The Twelve Days of Guy Town Christmas, Day Twelve
December 23, 2016 § Leave a comment
On the twelfth day of Christmas (1883): “twelve worthy jurors, eleven half seas over, mud to the 10th power, nine shades of grey, an 8% solution, seven strips of bacon, sharp 6 o’clock Sunday morning, $5 fine with costs, four cut-up caballeros, three maudlin lines of poetry, two fighting drunks … and a pungent suit hanging from the police station clothes tree.”
The case in the district court against Francis Lawrie, Tom Conley, and George Wallace, charged with outraging little Joe Gibson ended this day. Lawrie and Conley were convicted and sentenced to seven years in the penitentiary.
“Served them right. A man low enough to be guilty of such a crime is not fit to be at large in respectable society,” the Statesman scolded.
Wallace had made a statement admitting his guilt, and entered a conditional plea of guilty; if the court of appeals held good the indictment, Wallace would plead guilty.
“This admission of Wallace is of more value than would have been his conviction, establishing, as it does, the truthfulness of the unfortunate boy, who, by the way, has so demeaned himself as to receive the confidence and regard of those who have been brought in contact with him. Our information is said he has shown himself to be, while poor and among strangers, a manly, honest little fellow,” the Statesman said in relative praise of both Wallace and the poor boy.

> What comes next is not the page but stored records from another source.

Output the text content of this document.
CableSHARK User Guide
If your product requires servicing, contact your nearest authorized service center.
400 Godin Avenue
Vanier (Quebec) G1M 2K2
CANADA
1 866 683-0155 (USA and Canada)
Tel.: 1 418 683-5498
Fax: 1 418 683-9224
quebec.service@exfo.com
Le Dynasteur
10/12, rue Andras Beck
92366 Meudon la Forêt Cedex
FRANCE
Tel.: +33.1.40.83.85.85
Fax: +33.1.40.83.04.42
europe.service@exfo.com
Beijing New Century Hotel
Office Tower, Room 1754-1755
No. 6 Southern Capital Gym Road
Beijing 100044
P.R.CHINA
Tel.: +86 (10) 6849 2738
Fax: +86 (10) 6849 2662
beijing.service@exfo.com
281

In mid-October, Wallace, Conners, and Laury committed an “unnatural crime” upon little Joe They caught and thrust him into an empty freight car in Guy Town’s railroad yard, and then all of them, in turn committed, the indecent crime. When they released Joe, he sought the police, and finding Officer Howe, told him his story, and that officer, in company with other policemen, found the men and took them into custody.
“If the story of the boy is true, they ought to be most severely dealt with,” the Statesman pronounced at the time, in effect, placing the burden of proof on little Joe, something unthinkable these days.
And with this story of outrage and indecency, the Twelve Days of Guy Town Christmas end.